As The Takeout’s Aimee Levitt wrote last week, the debut left two questions unanswered, namely, “How do you fit that into your mouth if you don’t have a detachable jaw?” and “Would the slippery ingredients like mayo, tomato, and cheese cause everything to slither out of the sandwich and land on your shirt just as soon as you picked it up to take a bite, sort of like a Really Big Chicken Slip ’n Slide?”
On a cloudy morning, I set out to answer those two questions, plus a third: Is this thing any good?
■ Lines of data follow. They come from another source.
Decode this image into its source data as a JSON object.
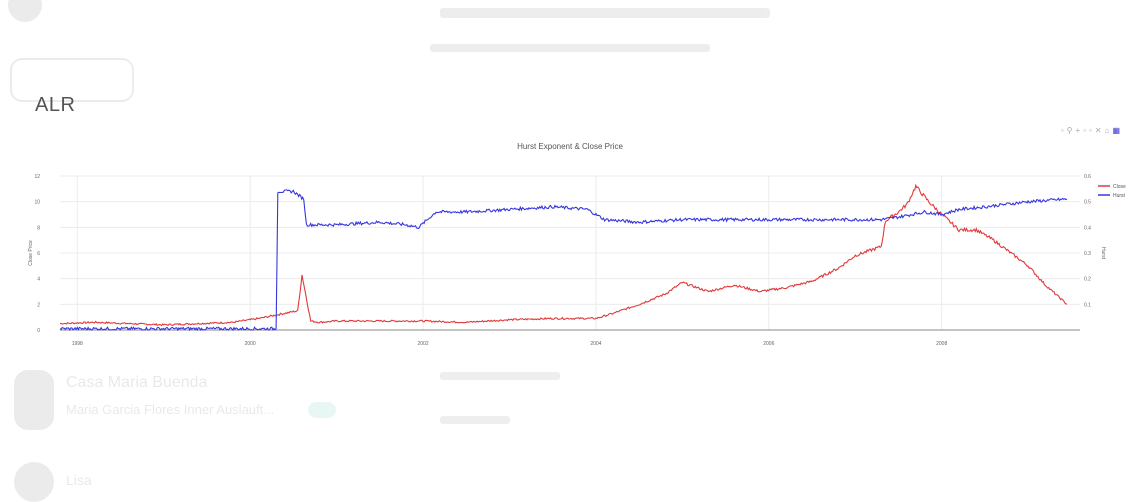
{
  "page": {
    "ticker": "ALR"
  },
  "background": {
    "contacts": [
      {
        "name": "Casa Maria Buenda",
        "subtitle": "Maria Garcia Flores Inner Auslauft...",
        "badge": ""
      },
      {
        "name": "Lisa",
        "subtitle": "",
        "badge": ""
      }
    ]
  },
  "toolbar": {
    "icons": [
      {
        "name": "camera-icon",
        "glyph": "▫"
      },
      {
        "name": "zoom-icon",
        "glyph": "⚲"
      },
      {
        "name": "pan-icon",
        "glyph": "+"
      },
      {
        "name": "zoom-in-icon",
        "glyph": "▫"
      },
      {
        "name": "zoom-out-icon",
        "glyph": "▫"
      },
      {
        "name": "autoscale-icon",
        "glyph": "✕"
      },
      {
        "name": "reset-axes-icon",
        "glyph": "⌂"
      },
      {
        "name": "plotly-logo-icon",
        "glyph": "▦"
      }
    ]
  },
  "chart_data": {
    "type": "line",
    "title": "Hurst Exponent & Close Price",
    "ylabel": "Close Price",
    "y2label": "Hurst",
    "xlim": [
      1997.8,
      2009.6
    ],
    "ylim": [
      0,
      12
    ],
    "y2lim": [
      0,
      0.6
    ],
    "xticks": [
      {
        "v": 1998,
        "label": "1998"
      },
      {
        "v": 2000,
        "label": "2000"
      },
      {
        "v": 2002,
        "label": "2002"
      },
      {
        "v": 2004,
        "label": "2004"
      },
      {
        "v": 2006,
        "label": "2006"
      },
      {
        "v": 2008,
        "label": "2008"
      }
    ],
    "yticks": [
      0,
      2,
      4,
      6,
      8,
      10,
      12
    ],
    "y2ticks": [
      {
        "v": 0.1,
        "label": "0.1"
      },
      {
        "v": 0.2,
        "label": "0.2"
      },
      {
        "v": 0.3,
        "label": "0.3"
      },
      {
        "v": 0.4,
        "label": "0.4"
      },
      {
        "v": 0.5,
        "label": "0.5"
      },
      {
        "v": 0.6,
        "label": "0.6"
      }
    ],
    "legend_position": "top-right",
    "grid": true,
    "series": [
      {
        "name": "Close",
        "color": "#e0393a",
        "axis": "y",
        "noise": 0.12,
        "x": [
          1997.8,
          1998.2,
          1998.6,
          1999.0,
          1999.4,
          1999.8,
          2000.1,
          2000.4,
          2000.55,
          2000.6,
          2000.65,
          2000.7,
          2000.8,
          2001.0,
          2001.5,
          2002.0,
          2002.5,
          2003.0,
          2003.5,
          2004.0,
          2004.2,
          2004.5,
          2004.8,
          2005.0,
          2005.3,
          2005.6,
          2005.9,
          2006.2,
          2006.5,
          2006.8,
          2007.0,
          2007.3,
          2007.35,
          2007.5,
          2007.6,
          2007.7,
          2007.85,
          2008.0,
          2008.2,
          2008.4,
          2008.6,
          2008.8,
          2009.0,
          2009.2,
          2009.45
        ],
        "y": [
          0.5,
          0.6,
          0.5,
          0.4,
          0.5,
          0.6,
          0.9,
          1.3,
          1.5,
          4.3,
          2.5,
          0.7,
          0.6,
          0.7,
          0.7,
          0.7,
          0.6,
          0.8,
          0.9,
          0.9,
          1.3,
          2.0,
          2.8,
          3.7,
          3.0,
          3.5,
          3.0,
          3.3,
          3.8,
          4.8,
          5.8,
          6.5,
          8.5,
          9.2,
          9.8,
          11.2,
          10.0,
          9.0,
          7.8,
          7.8,
          7.0,
          6.0,
          5.0,
          3.5,
          2.0
        ]
      },
      {
        "name": "Hurst",
        "color": "#3636e0",
        "axis": "y2",
        "noise": 0.012,
        "x": [
          1997.8,
          2000.3,
          2000.32,
          2000.5,
          2000.62,
          2000.65,
          2001.0,
          2001.5,
          2001.8,
          2001.95,
          2002.15,
          2002.5,
          2003.0,
          2003.5,
          2003.9,
          2004.1,
          2004.5,
          2005.0,
          2005.5,
          2006.0,
          2006.5,
          2007.0,
          2007.3,
          2007.5,
          2007.8,
          2008.0,
          2008.2,
          2008.5,
          2009.0,
          2009.45
        ],
        "y": [
          0.005,
          0.005,
          0.54,
          0.54,
          0.51,
          0.41,
          0.41,
          0.42,
          0.41,
          0.4,
          0.46,
          0.46,
          0.47,
          0.48,
          0.47,
          0.43,
          0.42,
          0.43,
          0.43,
          0.43,
          0.43,
          0.43,
          0.43,
          0.44,
          0.46,
          0.45,
          0.47,
          0.48,
          0.5,
          0.51
        ]
      }
    ]
  }
}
First off, the answer to how you fit such a monstrous sandwich into your mouth is that you mash that sucker into your face with no pretense of dignity and hope for the best. Everything that makes Wendy’s triple cheeseburger more than a mouthful is amplified here. There is no way to eat this in a way that looks dignified, so don’t even attempt it.
The answer to the second question lies in the adhesive power of Jack’s Swiss-like cheese substance, a cheese regular Jack’s eaters will recognize as “the white cheese” from the bicolor fromage offerings atop the Ultimate Cheeseburger. These four patties fused together into a sort of Voltron McNugget on steroids all the way to the last bite. A more effective mortar I can hardly imagine.
The toppings, meanwhile... If you omit all the chicken patties from this sandwich, what you’re left with is a standard BLT with mayonnaise. The bacon is glued to the top patty of the stack by the top cheese slice, while the tomato slice and lettuce leaf will slide loose on the first few bites, eventually leaving you with a bacon-and-cheese chicken sandwich before you’re halfway through it. Sadly, by the time I got all the way through this sandwich, the toppings had sloughed off at the halfway mark to leave just a single-combat battle between me and a Sisyphean chicken nugget on a bun.
Not that you’d notice. There are two flavors that run this show from the very first bite: One, of course, is chicken, and it’s surprisingly moist for all-white meat. I’m not sure whether there’s a wet brine involved or if it’s just grease from the fryer, but it’s notably juicy. The other is a combination of the breading’s robust toasted flavor and a brain-exploding 3,180 milligrams of sodium.
But let’s face it: You’re not eating this because you give a toot about your health. This is mighty tasty chicken. Staring at the nearly completed sandwich, toppings fallen by the wayside, I was left with a few thoughts. Thoughts like “What idiot thought this would be a good idea?” (Oh yeah, that was me, aided and abetted by this website.)
All things considered, the quad version of this sandwich is a stunt. It’s a tasty stunt, and a stunt that at just $5.99 with fries and a drink is a lot of food for not a lot of loot just like its value-menu origins foretold. But there’s a less chaotic two-patty version of this sandwich available with those same fries and drink for $3.99, and I would (and will) order that sandwich over the quad any day.